No, I am no Prince Hamlet—indeed, much more decisive, it appears, when juiced up on bacteria and a few beers. But looking back, it is only the butt-ends of those days that I recall: collapsing back into a hospital bed of my own. Sandra, for her part, tried to calm me down, coming and going from my room, talking of more sedate things, like Michelangelo. But I had known them all already, known them all—the giants and the dragons and the trolls and the gnomes, had fought them with a youthful zeal with my +10 sword of beastslaying; I had seen them in the bestiaries and knew their relative danger from the DungeonMaster's Guide.
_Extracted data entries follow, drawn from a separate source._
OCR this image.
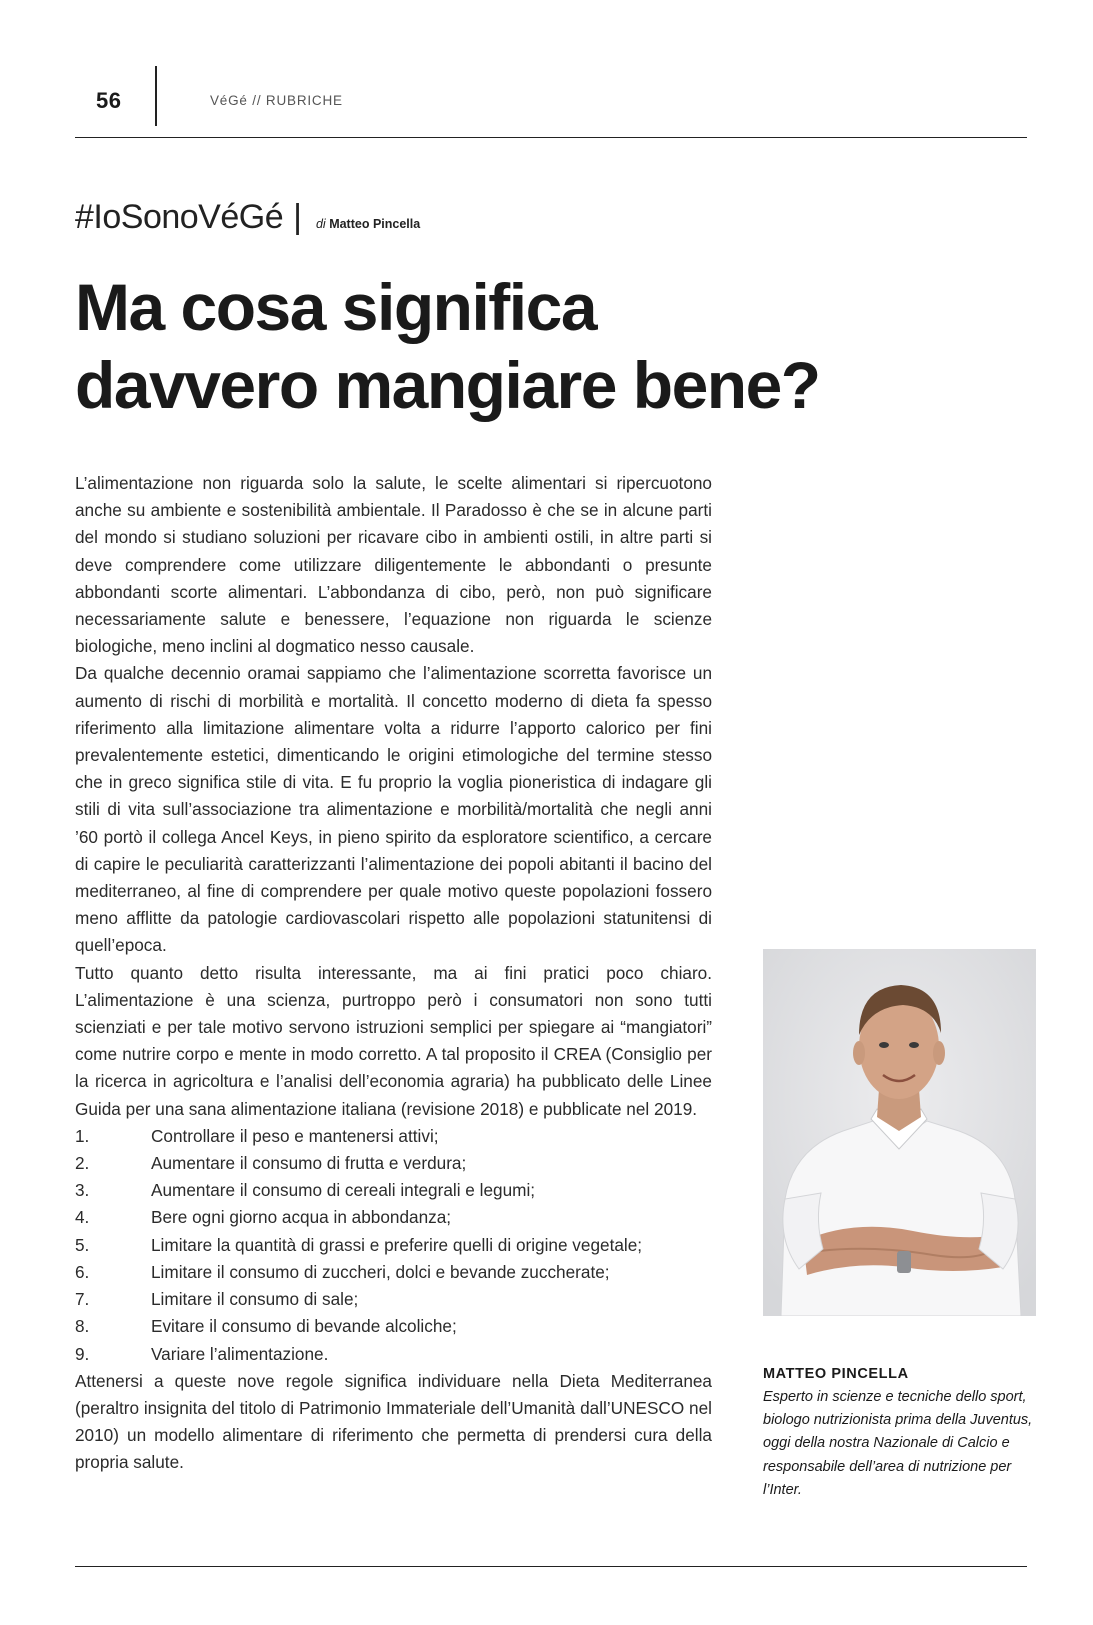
56	VéGé // RUBRICHE
#IoSonoVéGé | di Matteo Pincella
Ma cosa significa
davvero mangiare bene?

L’alimentazione non riguarda solo la salute, le scelte alimentari si ripercuotono anche su ambiente e sostenibilità ambientale. Il Paradosso è che se in alcune parti del mondo si studiano soluzioni per ricavare cibo in ambienti ostili, in altre parti si deve comprendere come utilizzare diligentemente le abbondanti o presunte abbondanti scorte alimentari. L’abbondanza di cibo, però, non può significare necessariamente salute e benessere, l’equazione non riguarda le scienze biologiche, meno inclini al dogmatico nesso causale.

Da qualche decennio oramai sappiamo che l’alimentazione scorretta favorisce un aumento di rischi di morbilità e mortalità. Il concetto moderno di dieta fa spesso riferimento alla limitazione alimentare volta a ridurre l’apporto calorico per fini prevalentemente estetici, dimenticando le origini etimologiche del termine stesso che in greco significa stile di vita. E fu proprio la voglia pioneristica di indagare gli stili di vita sull’associazione tra alimentazione e morbilità/mortalità che negli anni ’60 portò il collega Ancel Keys, in pieno spirito da esploratore scientifico, a cercare di capire le peculiarità caratterizzanti l’alimentazione dei popoli abitanti il bacino del mediterraneo, al fine di comprendere per quale motivo queste popolazioni fossero meno afflitte da patologie cardiovascolari rispetto alle popolazioni statunitensi di quell’epoca.

Tutto quanto detto risulta interessante, ma ai fini pratici poco chiaro. L’alimentazione è una scienza, purtroppo però i consumatori non sono tutti scienziati e per tale motivo servono istruzioni semplici per spiegare ai “mangiatori” come nutrire corpo e mente in modo corretto. A tal proposito il CREA (Consiglio per la ricerca in agricoltura e l’analisi dell’economia agraria) ha pubblicato delle Linee Guida per una sana alimentazione italiana (revisione 2018) e pubblicate nel 2019.

1.	Controllare il peso e mantenersi attivi;
2.	Aumentare il consumo di frutta e verdura;
3.	Aumentare il consumo di cereali integrali e legumi;
4.	Bere ogni giorno acqua in abbondanza;
5.	Limitare la quantità di grassi e preferire quelli di origine vegetale;
6.	Limitare il consumo di zuccheri, dolci e bevande zuccherate;
7.	Limitare il consumo di sale;
8.	Evitare il consumo di bevande alcoliche;
9.	Variare l’alimentazione.

Attenersi a queste nove regole significa individuare nella Dieta Mediterranea (peraltro insignita del titolo di Patrimonio Immateriale dell’Umanità dall’UNESCO nel 2010) un modello alimentare di riferimento che permetta di prendersi cura della propria salute.

MATTEO PINCELLA
Esperto in scienze e tecniche dello sport, biologo nutrizionista prima della Juventus, oggi della nostra Nazionale di Calcio e responsabile dell’area di nutrizione per l’Inter.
Sandra shook her bracelets at me, daring disturb my little universe.
After the police had made their report, and the paperwork for my period of "observation" filled out, and the marmalade, and the tea, and the cups were cleared away (nothing stops tea time in England), I fell asleep . . . tired, stretched out on the floor of my hospital room, malingering, according to my insurance company. In short, I was afraid.
Later, I would catch up with Gary Twilliam walking along the beach, after walking myself through the dooryards and the sprinkled streets of London at sunset in search of the man, who, having abandoned his project, took holiday up in Saltburn-by-the-Sea. His hair had grown white since last I saw him, and was being blown back by a steady wind. We lingered, talked about new projects, one about sea-girls, perhaps, or Polonius' account of the Shakespeare play, about how at times those who are politic to a fault, those who are meticulous and cautious, deferential but a bit obtuse, while ridiculous, can be the most interesting characters to explore. And, having found our heroes in our polarities, retired to a pub called The Mermaid, a chamber full of voices, wakeful even at that late hour, our long-past troubles to drown.